M. de Lavergne[1] a fait remarquer avec raison qu’il y a trois périodes dans la production du blé ; la première où l’on en produit peu, mais presque pour rien ; la seconde où l’on en produit davantage, mais où il revient plus cher ; la troisième où l’on en produit encore plus, mais où les frais proportionnels diminuent. Il est plus facile de passer de la seconde période à la troisième que de la première à la seconde ; et c’est pourquoi les pays peuplés, anciennement cultivés, ont toujours les devans et pourquoi d’ici à longtemps nous n’aurons pas à craindre une invasion exagérée de blés d’Amérique ou d’ailleurs ; parce que, toutes circonstances égales, nul ne peut vendre en France à meilleur marché que le producteur français.

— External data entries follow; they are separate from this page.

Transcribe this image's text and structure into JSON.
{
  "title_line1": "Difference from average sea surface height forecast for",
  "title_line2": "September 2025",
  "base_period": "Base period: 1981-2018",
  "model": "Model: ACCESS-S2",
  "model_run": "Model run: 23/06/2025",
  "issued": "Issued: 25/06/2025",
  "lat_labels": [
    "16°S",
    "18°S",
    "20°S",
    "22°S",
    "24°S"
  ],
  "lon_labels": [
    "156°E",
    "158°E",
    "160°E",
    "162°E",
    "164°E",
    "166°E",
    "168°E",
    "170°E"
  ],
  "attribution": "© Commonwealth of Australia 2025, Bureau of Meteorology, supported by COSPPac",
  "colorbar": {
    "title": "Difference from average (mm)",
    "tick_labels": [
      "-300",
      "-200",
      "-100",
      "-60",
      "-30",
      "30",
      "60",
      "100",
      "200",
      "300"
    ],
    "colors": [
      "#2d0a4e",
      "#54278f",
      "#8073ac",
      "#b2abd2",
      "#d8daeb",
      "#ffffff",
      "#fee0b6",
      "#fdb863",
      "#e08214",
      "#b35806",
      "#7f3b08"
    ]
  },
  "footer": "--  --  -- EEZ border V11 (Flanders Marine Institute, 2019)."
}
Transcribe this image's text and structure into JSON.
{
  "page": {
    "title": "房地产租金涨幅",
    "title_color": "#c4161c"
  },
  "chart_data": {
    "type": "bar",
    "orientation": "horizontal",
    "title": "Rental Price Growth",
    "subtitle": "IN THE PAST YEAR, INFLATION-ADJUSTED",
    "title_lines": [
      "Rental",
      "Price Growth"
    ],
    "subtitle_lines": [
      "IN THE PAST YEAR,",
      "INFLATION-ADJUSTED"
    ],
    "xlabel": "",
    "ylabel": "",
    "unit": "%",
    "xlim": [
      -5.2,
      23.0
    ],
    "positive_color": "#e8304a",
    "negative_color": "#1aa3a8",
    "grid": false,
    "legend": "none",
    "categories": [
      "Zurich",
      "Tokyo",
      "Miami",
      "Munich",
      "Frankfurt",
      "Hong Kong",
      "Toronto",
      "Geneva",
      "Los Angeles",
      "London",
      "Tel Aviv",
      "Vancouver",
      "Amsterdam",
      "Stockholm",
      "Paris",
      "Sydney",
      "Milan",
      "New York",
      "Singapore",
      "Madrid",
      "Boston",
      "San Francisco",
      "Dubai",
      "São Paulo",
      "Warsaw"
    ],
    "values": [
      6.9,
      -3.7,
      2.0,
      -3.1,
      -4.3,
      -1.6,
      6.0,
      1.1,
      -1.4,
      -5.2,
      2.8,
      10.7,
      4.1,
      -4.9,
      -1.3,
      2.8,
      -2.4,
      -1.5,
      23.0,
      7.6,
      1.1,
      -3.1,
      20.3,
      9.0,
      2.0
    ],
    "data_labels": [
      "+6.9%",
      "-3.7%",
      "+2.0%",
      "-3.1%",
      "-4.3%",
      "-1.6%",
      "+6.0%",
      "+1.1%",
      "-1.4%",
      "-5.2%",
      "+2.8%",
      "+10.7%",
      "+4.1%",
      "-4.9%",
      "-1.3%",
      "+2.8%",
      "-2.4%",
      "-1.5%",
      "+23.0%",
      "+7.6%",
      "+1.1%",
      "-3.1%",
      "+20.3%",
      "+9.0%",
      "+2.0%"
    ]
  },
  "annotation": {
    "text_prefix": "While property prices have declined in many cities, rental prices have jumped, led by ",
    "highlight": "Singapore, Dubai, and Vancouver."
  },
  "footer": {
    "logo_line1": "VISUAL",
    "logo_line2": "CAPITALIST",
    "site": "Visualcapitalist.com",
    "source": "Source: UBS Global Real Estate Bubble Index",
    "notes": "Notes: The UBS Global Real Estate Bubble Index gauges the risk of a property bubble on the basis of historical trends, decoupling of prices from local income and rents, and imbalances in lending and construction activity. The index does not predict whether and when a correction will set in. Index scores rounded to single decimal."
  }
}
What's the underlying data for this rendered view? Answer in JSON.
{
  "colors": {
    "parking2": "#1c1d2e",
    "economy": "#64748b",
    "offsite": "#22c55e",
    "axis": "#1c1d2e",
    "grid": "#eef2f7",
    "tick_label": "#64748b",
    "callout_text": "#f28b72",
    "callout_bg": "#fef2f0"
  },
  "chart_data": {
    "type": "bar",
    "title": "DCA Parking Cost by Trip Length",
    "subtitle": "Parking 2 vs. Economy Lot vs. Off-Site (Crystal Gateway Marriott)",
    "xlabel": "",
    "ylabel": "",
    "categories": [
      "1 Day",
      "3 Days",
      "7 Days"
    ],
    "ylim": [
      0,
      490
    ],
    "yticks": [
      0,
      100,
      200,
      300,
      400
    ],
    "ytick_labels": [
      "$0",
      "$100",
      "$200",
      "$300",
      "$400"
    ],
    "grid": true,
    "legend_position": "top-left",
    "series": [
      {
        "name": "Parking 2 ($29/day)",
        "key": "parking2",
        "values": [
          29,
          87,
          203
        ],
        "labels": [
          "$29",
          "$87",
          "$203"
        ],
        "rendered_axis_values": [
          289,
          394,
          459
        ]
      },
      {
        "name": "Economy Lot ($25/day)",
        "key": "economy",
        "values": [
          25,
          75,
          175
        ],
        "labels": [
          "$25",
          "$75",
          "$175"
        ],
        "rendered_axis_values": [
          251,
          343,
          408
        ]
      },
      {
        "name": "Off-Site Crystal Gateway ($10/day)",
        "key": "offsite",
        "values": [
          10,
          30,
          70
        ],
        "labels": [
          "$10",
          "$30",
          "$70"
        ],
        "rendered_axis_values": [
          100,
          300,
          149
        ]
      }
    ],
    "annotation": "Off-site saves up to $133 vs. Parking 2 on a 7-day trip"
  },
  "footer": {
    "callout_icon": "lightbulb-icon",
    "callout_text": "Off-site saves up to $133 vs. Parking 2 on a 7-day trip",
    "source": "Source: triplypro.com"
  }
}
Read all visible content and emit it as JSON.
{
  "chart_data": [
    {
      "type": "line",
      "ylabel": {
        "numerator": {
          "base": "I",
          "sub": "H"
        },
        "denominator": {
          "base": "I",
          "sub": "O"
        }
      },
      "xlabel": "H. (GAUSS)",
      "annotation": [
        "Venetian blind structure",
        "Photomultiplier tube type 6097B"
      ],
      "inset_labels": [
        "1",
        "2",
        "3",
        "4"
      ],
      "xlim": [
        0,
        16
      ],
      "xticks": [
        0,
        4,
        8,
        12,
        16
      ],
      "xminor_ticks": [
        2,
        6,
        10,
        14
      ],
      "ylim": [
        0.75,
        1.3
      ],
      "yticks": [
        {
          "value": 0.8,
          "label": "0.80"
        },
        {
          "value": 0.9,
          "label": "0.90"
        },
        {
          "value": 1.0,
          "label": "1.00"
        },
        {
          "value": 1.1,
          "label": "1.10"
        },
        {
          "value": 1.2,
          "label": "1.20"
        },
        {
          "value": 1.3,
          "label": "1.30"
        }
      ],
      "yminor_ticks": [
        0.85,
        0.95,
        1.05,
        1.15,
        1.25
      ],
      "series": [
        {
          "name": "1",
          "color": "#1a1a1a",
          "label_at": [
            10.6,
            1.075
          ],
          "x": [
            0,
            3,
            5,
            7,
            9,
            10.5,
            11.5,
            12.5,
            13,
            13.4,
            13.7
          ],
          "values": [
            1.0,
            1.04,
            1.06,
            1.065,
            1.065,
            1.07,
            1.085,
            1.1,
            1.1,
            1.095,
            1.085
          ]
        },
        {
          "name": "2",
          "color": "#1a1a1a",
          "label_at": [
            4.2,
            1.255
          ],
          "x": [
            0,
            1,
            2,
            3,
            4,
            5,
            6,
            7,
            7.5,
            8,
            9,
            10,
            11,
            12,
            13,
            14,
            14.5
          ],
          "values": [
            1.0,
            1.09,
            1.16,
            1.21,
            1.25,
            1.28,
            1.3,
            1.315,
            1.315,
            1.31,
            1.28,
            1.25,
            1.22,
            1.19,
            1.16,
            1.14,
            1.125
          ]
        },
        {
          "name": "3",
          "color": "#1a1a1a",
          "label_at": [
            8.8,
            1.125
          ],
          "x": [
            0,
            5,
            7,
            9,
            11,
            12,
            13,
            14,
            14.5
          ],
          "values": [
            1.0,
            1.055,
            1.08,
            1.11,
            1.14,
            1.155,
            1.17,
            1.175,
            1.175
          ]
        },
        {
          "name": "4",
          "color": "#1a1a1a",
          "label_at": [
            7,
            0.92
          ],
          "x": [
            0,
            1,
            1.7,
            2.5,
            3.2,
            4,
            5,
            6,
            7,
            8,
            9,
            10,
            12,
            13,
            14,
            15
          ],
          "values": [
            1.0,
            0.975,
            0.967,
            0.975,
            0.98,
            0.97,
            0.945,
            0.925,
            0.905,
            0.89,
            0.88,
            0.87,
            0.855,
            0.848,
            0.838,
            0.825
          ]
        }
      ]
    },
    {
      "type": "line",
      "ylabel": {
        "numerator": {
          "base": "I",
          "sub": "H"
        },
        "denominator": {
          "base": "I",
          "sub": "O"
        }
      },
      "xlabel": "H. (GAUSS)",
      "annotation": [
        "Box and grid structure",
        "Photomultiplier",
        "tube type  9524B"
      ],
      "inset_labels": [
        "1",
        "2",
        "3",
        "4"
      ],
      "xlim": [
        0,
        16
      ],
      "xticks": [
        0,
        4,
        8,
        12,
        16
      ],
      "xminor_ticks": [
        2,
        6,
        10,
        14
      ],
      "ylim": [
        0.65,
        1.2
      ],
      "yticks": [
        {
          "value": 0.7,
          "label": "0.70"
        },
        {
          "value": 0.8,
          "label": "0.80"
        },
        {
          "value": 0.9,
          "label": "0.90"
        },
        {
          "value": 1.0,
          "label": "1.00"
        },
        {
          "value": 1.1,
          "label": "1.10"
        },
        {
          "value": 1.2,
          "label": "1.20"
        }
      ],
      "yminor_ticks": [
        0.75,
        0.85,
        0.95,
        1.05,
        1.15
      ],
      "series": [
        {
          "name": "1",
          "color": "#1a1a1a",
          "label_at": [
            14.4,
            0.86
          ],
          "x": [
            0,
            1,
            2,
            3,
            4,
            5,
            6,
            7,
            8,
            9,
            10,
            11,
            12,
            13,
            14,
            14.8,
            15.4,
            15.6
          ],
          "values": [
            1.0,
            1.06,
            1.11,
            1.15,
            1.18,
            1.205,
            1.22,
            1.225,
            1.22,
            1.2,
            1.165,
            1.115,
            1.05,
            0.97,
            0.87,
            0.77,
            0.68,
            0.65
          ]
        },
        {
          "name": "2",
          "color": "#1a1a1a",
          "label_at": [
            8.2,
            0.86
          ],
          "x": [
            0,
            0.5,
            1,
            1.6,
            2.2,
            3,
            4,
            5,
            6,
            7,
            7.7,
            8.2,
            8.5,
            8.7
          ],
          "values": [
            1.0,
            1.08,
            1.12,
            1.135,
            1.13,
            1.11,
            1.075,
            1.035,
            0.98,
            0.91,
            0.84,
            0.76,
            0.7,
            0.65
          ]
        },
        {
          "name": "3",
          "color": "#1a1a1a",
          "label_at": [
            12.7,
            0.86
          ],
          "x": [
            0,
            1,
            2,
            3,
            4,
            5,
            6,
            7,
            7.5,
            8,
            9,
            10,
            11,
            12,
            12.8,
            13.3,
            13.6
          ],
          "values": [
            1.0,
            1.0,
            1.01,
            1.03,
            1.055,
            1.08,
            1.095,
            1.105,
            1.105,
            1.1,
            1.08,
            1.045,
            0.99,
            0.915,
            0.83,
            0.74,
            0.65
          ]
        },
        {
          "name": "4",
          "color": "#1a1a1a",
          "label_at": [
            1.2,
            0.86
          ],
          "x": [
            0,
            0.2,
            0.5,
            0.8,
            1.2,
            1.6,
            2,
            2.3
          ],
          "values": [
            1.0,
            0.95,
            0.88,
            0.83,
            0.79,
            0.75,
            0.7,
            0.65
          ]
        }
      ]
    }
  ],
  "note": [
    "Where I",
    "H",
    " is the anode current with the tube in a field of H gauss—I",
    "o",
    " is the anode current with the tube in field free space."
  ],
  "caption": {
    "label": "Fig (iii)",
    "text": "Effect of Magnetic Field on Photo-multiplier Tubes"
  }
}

Quand la récolte est abondante, nous n’avons pas à craindre la concurrence étrangère, puisque le prix du blé tombe assez bas pour qu’on n’ait pas d’intérêt à en importer ; quand la récolte est insuffisante, il est heureux que nous puissions nous approvisionner au dehors. Cette liberté des transactions a pour effet de régulariser les prix et d’en diminuer les oscillations. Si l’on compare les prix du blé pendant une période de vingt années antérieure à la suppression de l’échelle mobile à ceux de la période suivante, on voit que, dans la première, les écarts ont été plus grands que dans la deuxième, puisque les prix extrêmes ont été dans l’une de 30 fr. 75

  1. Voir dans la Revue du 1er mai 1856 : la Liberté commerciale.